If you would have asked me as an 18-year-old what my dreams and aspirations were as I walked out the doors of Mt. Lebanon High School in 1979, they would have been rooted in pain and loneliness. To one day hold the hand of a girl who liked me. To have my first kiss. To be someone who was not painfully shy and withdrawn. To go someplace where I would be accepted and not bullied.
If you would have asked me my dreams and aspirations as a 22-year-old graduating from Penn State and heading to the University of Pittsburgh School of Law, much of it would be the same. Kiss a girl. Go on a date. Lose my virginity. Run a marathon or two. I had little vision of my future beyond what was at the tip of my any nose at any particular moment. None of my dreams involved being a successful law student and lawyer. I was already an alcoholic, also dealing with both exercise and traditional bulimia. Life was about day-to-day survival. It was not the future.
At age 27, after moving to Dallas and doing my first line of cocaine, visions of my present and future became influenced by drug addiction. Cocaine gave the feelings of being handsome and successful with a bright future. Of course, my real life was much more painful and different. It was therefore logical to me to do as much cocaine as I could and get drunk often to maintain the illusion — or delusion — of my present and future as it goes.
In July of 2005, I had no vision of my future. There was only a black hole. I decided to end my life. Fortunately, family and friends knew something was wrong and intervened.
On April 8, 2007, as I took my first steps into sobriety, my perspective on my present and future possibilities slowly began to change. At first, the future was simply getting through the day without drinking or doing a line. Going to my weekly therapy to deal with the co-occurring mental-health issues and a childhood I was running away from.

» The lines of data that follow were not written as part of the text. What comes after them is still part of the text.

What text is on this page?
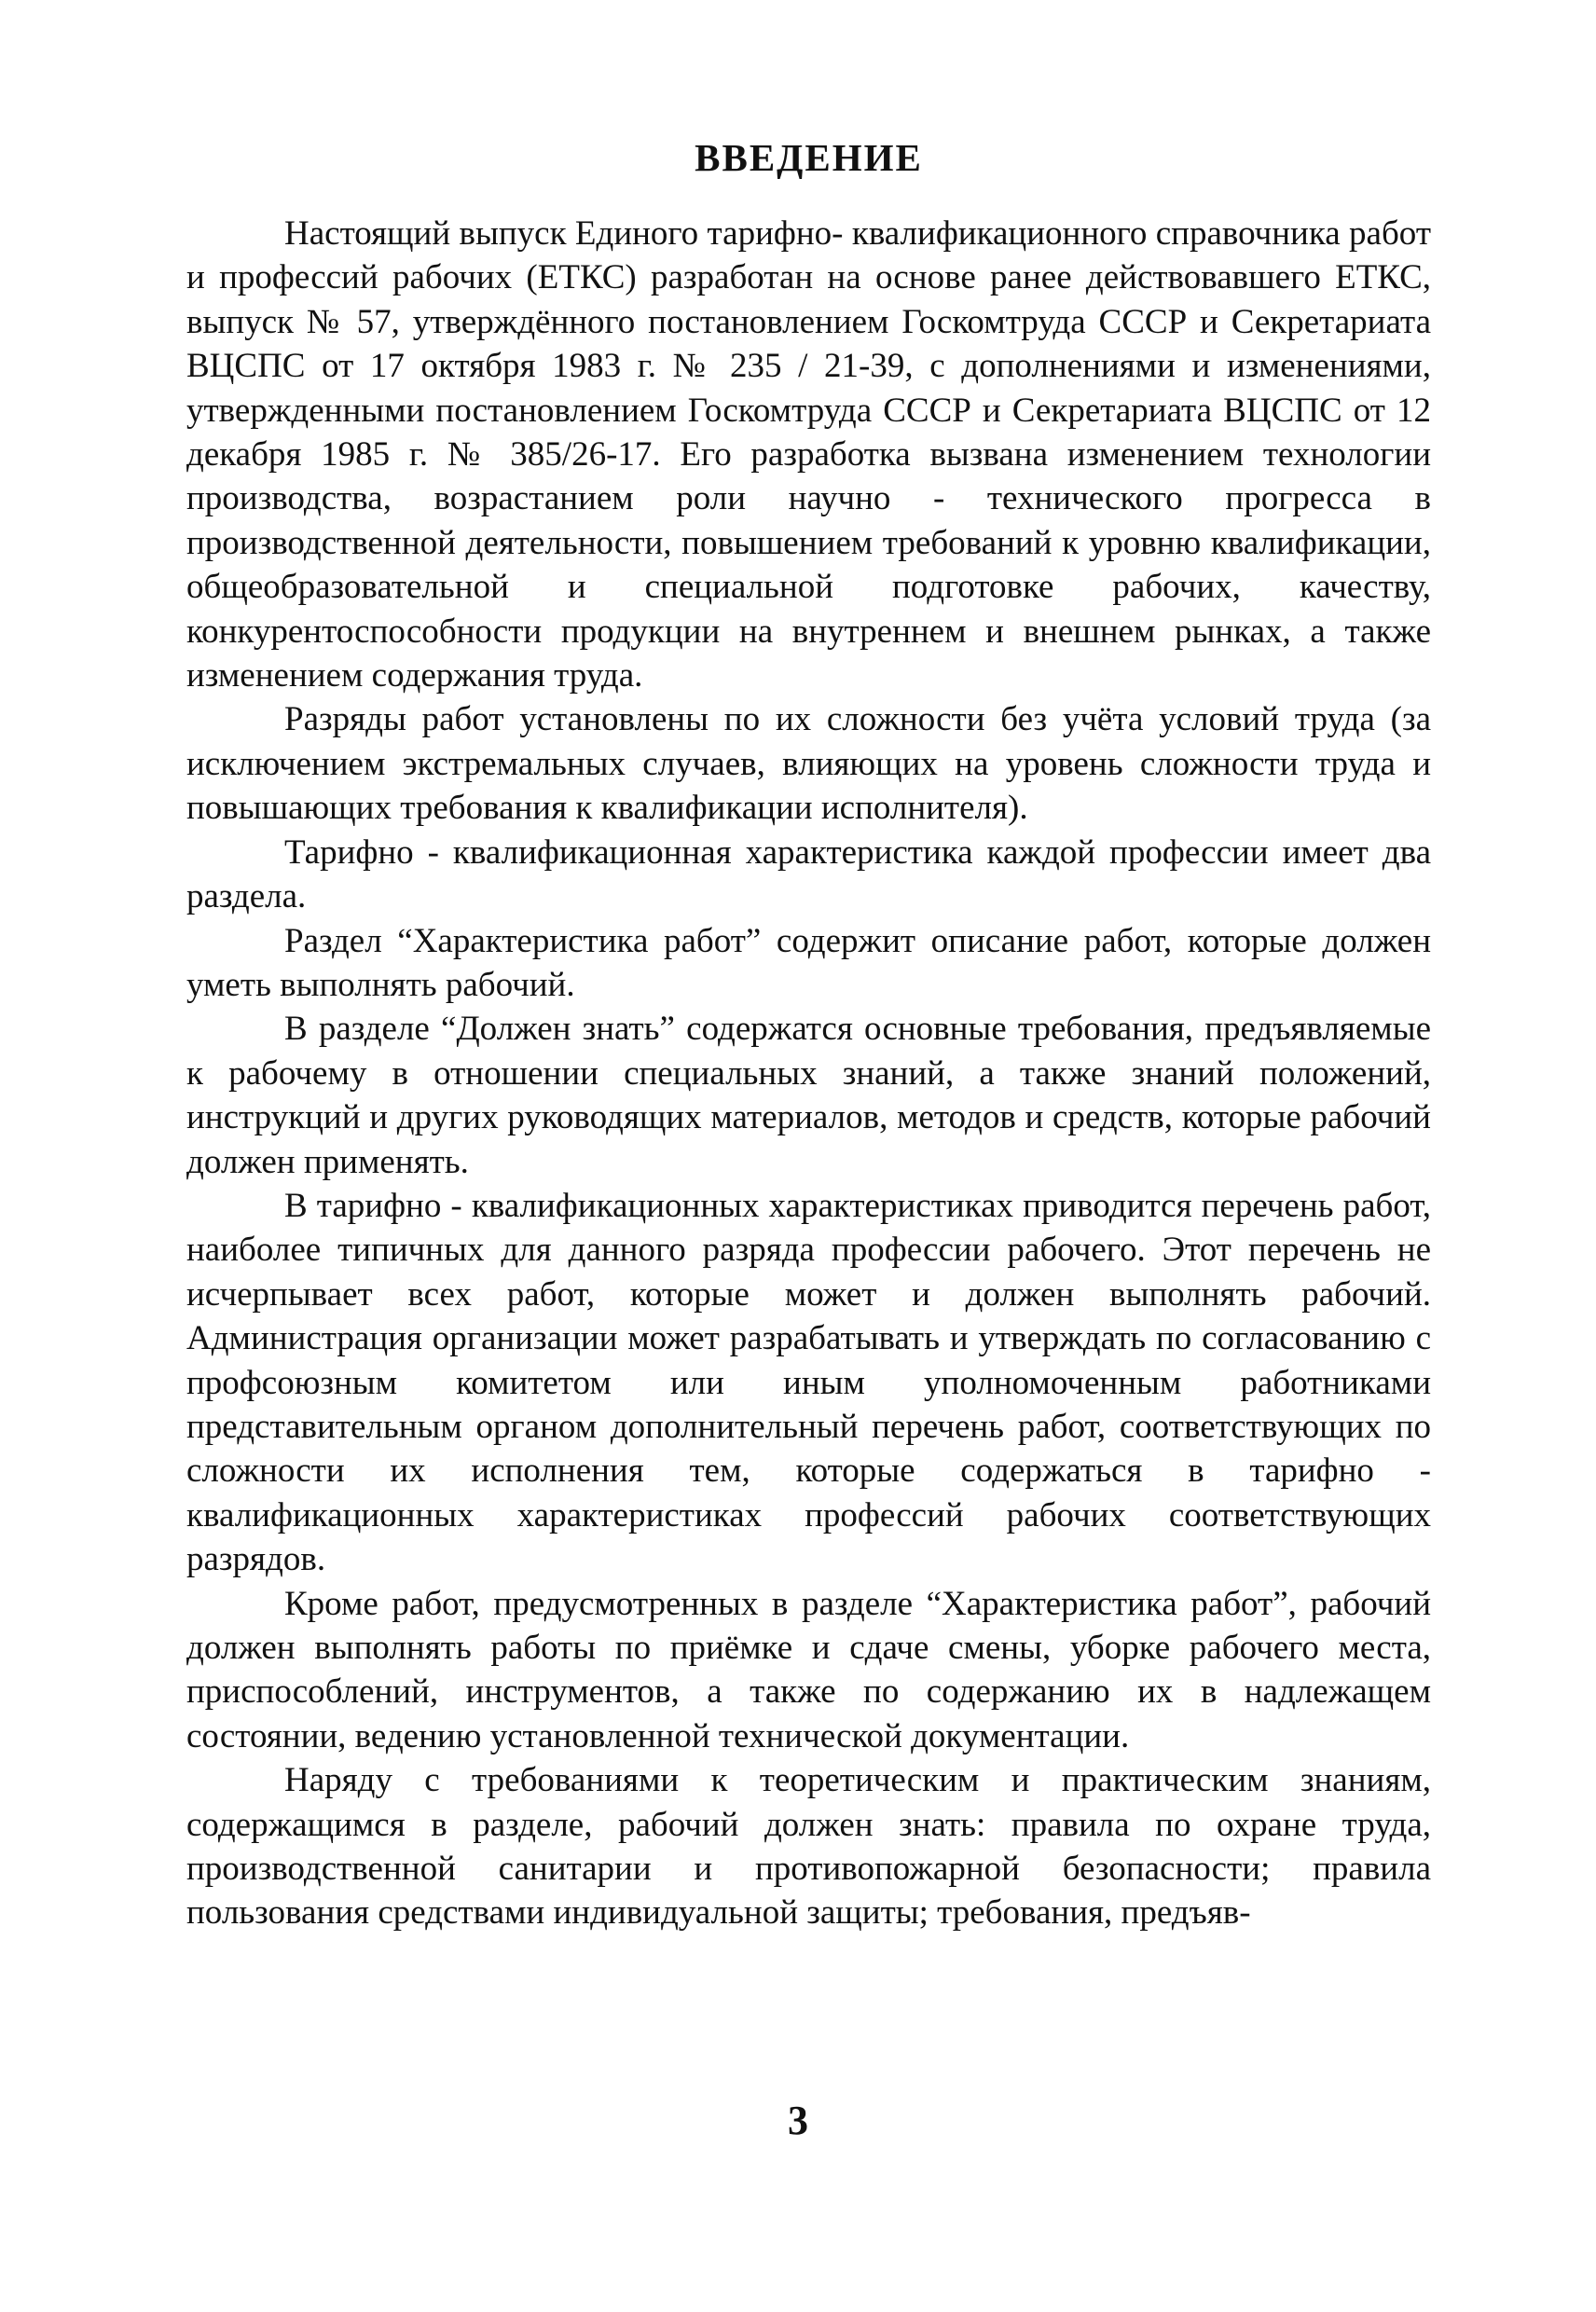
ВВЕДЕНИЕ

Настоящий выпуск Единого тарифно- квалификационного справочника работ и профессий рабочих (ЕТКС) разработан на основе ранее действовавшего ЕТКС, выпуск № 57, утверждённого постановлением Госкомтруда СССР и Секретариата ВЦСПС от 17 октября 1983 г. № 235 / 21-39, с дополнениями и изменениями, утвержденными постановлением Госкомтруда СССР и Секретариата ВЦСПС от 12 декабря 1985 г. № 385/26-17. Его разработка вызвана изменением технологии производства, возрастанием роли научно - технического прогресса в производственной деятельности, повышением требований к уровню квалификации, общеобразовательной и специальной подготовке рабочих, качеству, конкурентоспособности продукции на внутреннем и внешнем рынках, а также изменением содержания труда.

Разряды работ установлены по их сложности без учёта условий труда (за исключением экстремальных случаев, влияющих на уровень сложности труда и повышающих требования к квалификации исполнителя).

Тарифно - квалификационная характеристика каждой профессии имеет два раздела.

Раздел “Характеристика работ” содержит описание работ, которые должен уметь выполнять рабочий.

В разделе “Должен знать” содержатся основные требования, предъявляемые к рабочему в отношении специальных знаний, а также знаний положений, инструкций и других руководящих материалов, методов и средств, которые рабочий должен применять.

В тарифно - квалификационных характеристиках приводится перечень работ, наиболее типичных для данного разряда профессии рабочего. Этот перечень не исчерпывает всех работ, которые может и должен выполнять рабочий. Администрация организации может разрабатывать и утверждать по согласованию с профсоюзным комитетом или иным уполномоченным работниками представительным органом дополнительный перечень работ, соответствующих по сложности их исполнения тем, которые содержаться в тарифно - квалификационных характеристиках профессий рабочих соответствующих разрядов.

Кроме работ, предусмотренных в разделе “Характеристика работ”, рабочий должен выполнять работы по приёмке и сдаче смены, уборке рабочего места, приспособлений, инструментов, а также по содержанию их в надлежащем состоянии, ведению установленной технической документации.

Наряду с требованиями к теоретическим и практическим знаниям, содержащимся в разделе, рабочий должен знать: правила по охране труда, производственной санитарии и противопожарной безопасности; правила пользования средствами индивидуальной защиты; требования, предъяв-

3
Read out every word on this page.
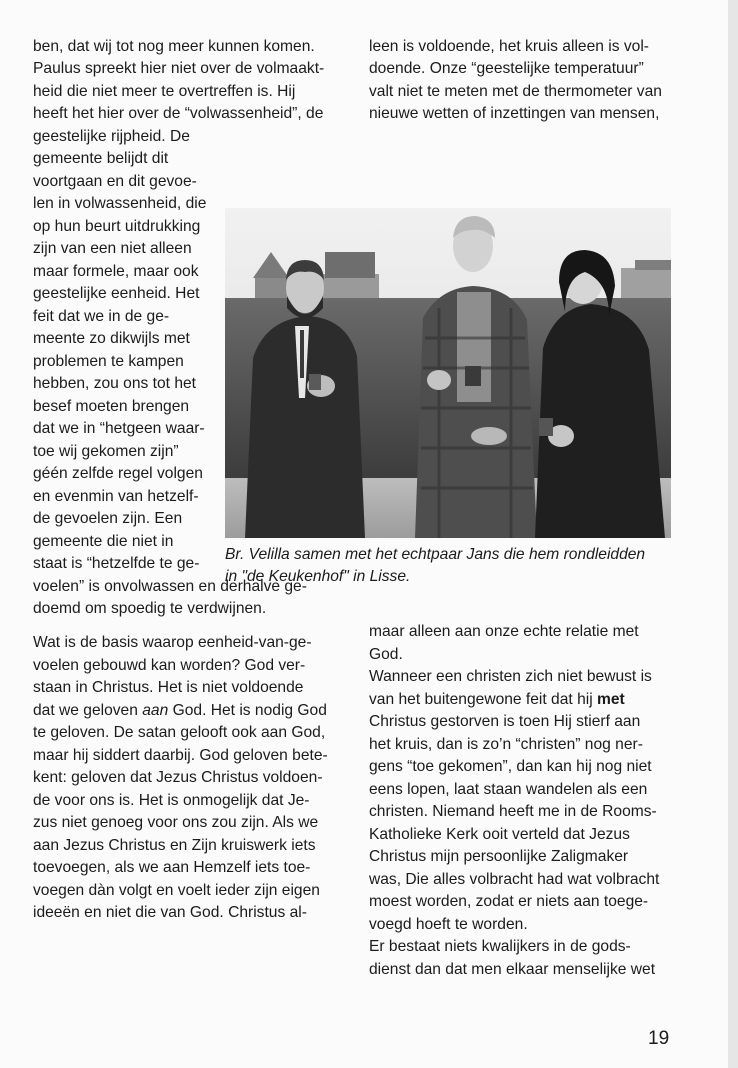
ben, dat wij tot nog meer kunnen komen.
Paulus spreekt hier niet over de volmaakt-
heid die niet meer te overtreffen is. Hij
heeft het hier over de “volwassenheid”, de
geestelijke rijpheid. De
gemeente belijdt dit
voortgaan en dit gevoe-
len in volwassenheid, die
op hun beurt uitdrukking
zijn van een niet alleen
maar formele, maar ook
geestelijke eenheid. Het
feit dat we in de ge-
meente zo dikwijls met
problemen te kampen
hebben, zou ons tot het
besef moeten brengen
dat we in “hetgeen waar-
toe wij gekomen zijn”
géén zelfde regel volgen
en evenmin van hetzelf-
de gevoelen zijn. Een
gemeente die niet in
staat is “hetzelfde te ge-
voelen” is onvolwassen en derhalve ge-
doemd om spoedig te verdwijnen.
Wat is de basis waarop eenheid-van-ge-
voelen gebouwd kan worden? God ver-
staan in Christus. Het is niet voldoende
dat we geloven aan God. Het is nodig God
te geloven. De satan gelooft ook aan God,
maar hij siddert daarbij. God geloven bete-
kent: geloven dat Jezus Christus voldoen-
de voor ons is. Het is onmogelijk dat Je-
zus niet genoeg voor ons zou zijn. Als we
aan Jezus Christus en Zijn kruiswerk iets
toevoegen, als we aan Hemzelf iets toe-
voegen dàn volgt en voelt ieder zijn eigen
ideeën en niet die van God. Christus al-
leen is voldoende, het kruis alleen is vol-
doende. Onze “geestelijke temperatuur”
valt niet te meten met de thermometer van
nieuwe wetten of inzettingen van mensen,
Br. Velilla samen met het echtpaar Jans die hem rondleidden
in "de Keukenhof" in Lisse.
maar alleen aan onze echte relatie met
God.
Wanneer een christen zich niet bewust is
van het buitengewone feit dat hij met
Christus gestorven is toen Hij stierf aan
het kruis, dan is zo’n “christen” nog ner-
gens “toe gekomen”, dan kan hij nog niet
eens lopen, laat staan wandelen als een
christen. Niemand heeft me in de Rooms-
Katholieke Kerk ooit verteld dat Jezus
Christus mijn persoonlijke Zaligmaker
was, Die alles volbracht had wat volbracht
moest worden, zodat er niets aan toege-
voegd hoeft te worden.
Er bestaat niets kwalijkers in de gods-
dienst dan dat men elkaar menselijke wet
19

As I began to string together day after day of sobriety and therapy, the pinhole of sunlight in the tunnel to my future grew larger and larger. I began to see the meaning of loving myself, dealing with life on life’s terms, and allowing myself to be loved. I began to slowly embrace a future of possibilities. I began to write. A journal. My blog. Expressive writing filled with the release of anger. Even then, however, I never envisioned the possibility of being a published author. As I began to realize the power of expressive writing in both my recovery and letting others know that they are not alone in their pain, the first thoughts of one day writing a book entered my mind.
Today, I sit here, having achieved that dream. A dream that would have never occurred without long-term recovery. For the second time in my life, I am an author. Last week, my book, “The Addicted Lawyer: Tales Of The Bar, Booze, Blow, & Redemption” (affiliate link) was released.
I was able to convince both a literary agent and a traditional publisher that my book was a worthy risk. It was not an easy sell. Addiction and mental health awareness in the legal profession is for the most part a taboo, niche topic despite the fact that a recent study found that we suffer from problem drinking at a rate three to five times the rate of the general public, with similarly high rates of depression and anxiety. Law students did not fare much better in another study.
The Addicted Lawyer is a culmination of much reflection on my life as a law student and lawyer dealing with those issues. I, however, wanted it to be more than just my story. I reached out to other law students and lawyers who have struggled and found their way to long-term recovery. I reflected on those I know who did not make it. I talked to those in the legal profession whose job it is to both help lawyers and law students recover and deal with the consequences that often come with substance use.
More than anything, the Addicted Lawyer is about redemption. My redemption. The ability for all to find recovery and redemption, even if the consequences require a re-defining of our hopes and dreams. Not long ago, I saw an advertisement in the Texas Bar Journal for a keynote I am giving about my journey at the State Bar Conference this week. There was a time I wondered if I would appear in the list of suspended and disbarred in the journal. Full circle. Redemption. I am no longer the Addicted Lawyer. I am a lawyer, a person, in long-term recovery. In recovery, all is possible.